Cambridge Study Purchase Link

Why is this important? It sheds light in to how the economy was structured and who controlled the monopolies before Nationalization eroded economic capital of the country. It also shows some thing very critical, the growth rates of industry by sector.

Far more interesting is that I was able to see for the first time, the interplay between banks, their ownership, the insurance companies and the overall major monopoly families and their directorships across enterprises. It was an eye opener for me. So as you start to build your journey of better outcomes, be mindful of history, understand how made in Pakistan can be extremely successful and the pitfalls you must avoid.

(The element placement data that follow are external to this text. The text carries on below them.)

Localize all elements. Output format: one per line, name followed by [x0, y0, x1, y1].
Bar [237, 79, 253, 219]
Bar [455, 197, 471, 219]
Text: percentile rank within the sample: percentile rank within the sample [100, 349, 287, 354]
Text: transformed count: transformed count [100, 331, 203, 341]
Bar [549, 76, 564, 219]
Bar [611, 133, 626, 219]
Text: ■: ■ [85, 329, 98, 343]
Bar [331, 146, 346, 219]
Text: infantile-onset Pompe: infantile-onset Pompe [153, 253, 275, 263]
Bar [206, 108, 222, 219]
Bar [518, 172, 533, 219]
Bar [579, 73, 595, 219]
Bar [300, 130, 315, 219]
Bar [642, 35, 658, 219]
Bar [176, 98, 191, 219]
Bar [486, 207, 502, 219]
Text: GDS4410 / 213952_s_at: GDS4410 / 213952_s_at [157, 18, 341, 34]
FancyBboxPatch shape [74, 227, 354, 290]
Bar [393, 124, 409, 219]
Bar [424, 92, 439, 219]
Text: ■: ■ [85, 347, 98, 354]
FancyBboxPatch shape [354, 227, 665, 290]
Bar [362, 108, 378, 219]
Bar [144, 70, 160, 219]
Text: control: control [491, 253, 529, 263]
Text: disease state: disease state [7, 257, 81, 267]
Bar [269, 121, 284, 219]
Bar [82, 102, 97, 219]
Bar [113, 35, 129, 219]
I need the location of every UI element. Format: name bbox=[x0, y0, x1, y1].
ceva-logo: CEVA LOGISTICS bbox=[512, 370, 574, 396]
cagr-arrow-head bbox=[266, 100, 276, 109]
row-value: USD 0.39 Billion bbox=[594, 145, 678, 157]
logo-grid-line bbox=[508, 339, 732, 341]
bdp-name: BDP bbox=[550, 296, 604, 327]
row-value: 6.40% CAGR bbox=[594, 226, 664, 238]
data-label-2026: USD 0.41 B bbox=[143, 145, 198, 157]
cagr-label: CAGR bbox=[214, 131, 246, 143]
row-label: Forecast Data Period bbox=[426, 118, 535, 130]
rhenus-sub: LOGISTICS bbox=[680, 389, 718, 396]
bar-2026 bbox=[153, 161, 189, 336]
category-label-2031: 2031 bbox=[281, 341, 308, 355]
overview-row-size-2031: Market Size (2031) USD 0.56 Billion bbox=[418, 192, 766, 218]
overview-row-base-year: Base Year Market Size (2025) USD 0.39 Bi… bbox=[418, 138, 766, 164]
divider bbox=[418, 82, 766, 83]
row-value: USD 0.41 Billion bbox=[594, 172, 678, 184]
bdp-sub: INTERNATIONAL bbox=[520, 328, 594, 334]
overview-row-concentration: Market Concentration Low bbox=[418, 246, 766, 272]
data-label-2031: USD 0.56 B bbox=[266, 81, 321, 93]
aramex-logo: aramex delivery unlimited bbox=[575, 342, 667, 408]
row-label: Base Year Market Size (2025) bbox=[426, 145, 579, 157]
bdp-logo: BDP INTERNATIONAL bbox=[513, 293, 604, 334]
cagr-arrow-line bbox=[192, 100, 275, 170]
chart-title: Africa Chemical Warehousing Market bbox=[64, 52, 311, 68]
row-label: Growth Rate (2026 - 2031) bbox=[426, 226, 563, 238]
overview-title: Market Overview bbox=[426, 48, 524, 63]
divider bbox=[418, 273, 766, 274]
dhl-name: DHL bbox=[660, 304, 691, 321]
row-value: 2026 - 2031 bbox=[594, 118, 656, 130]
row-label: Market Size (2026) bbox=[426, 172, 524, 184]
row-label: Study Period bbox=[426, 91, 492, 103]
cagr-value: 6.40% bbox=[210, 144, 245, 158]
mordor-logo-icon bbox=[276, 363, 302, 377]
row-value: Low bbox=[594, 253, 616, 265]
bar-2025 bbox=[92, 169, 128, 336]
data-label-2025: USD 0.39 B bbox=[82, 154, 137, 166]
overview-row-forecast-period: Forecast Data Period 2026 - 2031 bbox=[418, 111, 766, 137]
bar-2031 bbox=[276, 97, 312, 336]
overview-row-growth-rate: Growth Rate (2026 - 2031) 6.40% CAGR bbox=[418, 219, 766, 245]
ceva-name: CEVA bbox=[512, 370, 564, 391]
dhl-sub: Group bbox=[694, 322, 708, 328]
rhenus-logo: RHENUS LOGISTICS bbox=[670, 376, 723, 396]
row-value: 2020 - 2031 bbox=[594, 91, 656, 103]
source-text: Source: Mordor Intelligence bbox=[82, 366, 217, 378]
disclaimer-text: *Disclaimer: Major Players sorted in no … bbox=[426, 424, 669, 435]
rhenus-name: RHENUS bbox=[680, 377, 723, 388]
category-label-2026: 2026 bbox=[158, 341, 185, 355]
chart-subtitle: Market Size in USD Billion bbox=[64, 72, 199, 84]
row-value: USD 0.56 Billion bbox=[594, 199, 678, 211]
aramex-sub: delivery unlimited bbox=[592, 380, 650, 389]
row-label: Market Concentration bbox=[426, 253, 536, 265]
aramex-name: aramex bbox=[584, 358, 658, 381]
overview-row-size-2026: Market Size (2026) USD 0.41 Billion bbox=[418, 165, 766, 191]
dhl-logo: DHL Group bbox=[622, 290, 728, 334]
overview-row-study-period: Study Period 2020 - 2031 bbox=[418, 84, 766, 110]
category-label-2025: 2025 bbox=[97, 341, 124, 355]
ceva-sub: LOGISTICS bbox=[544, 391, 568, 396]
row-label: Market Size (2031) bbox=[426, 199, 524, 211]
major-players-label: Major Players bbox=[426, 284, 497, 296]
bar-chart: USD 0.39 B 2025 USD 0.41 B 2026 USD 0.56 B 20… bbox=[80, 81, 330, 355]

Why share all this. It demonstrates that no-major hands have changed since the creation of the country, its tumultuous nationalization of industries and the present day. The outcomes have worsened for the youngest and brightest. If you still don’t believe that none of the firms, corporation and their sponsors are all in it to win it, at your expense, the chart below fascinated me when I saw it you should give it a read.

What is it?

The inter-connectivity between the groups visualized circa the 60s.

What now?

The first step is to identify there is a problem.

The second step is to figure out what areas are within your control.

The third is to invest your time an energy to not get into this rat race, but instead look for alternates or build alternates that allow you to excel.

Do not be mis-lead by the fake allure of these corporations because sooner rather than later, they will tax your ambition and you too will be a cog in their machinery. Invest in your self by not investing your time and effort to chase a dream that at best is locally competitive and at worse is globally irrelevant.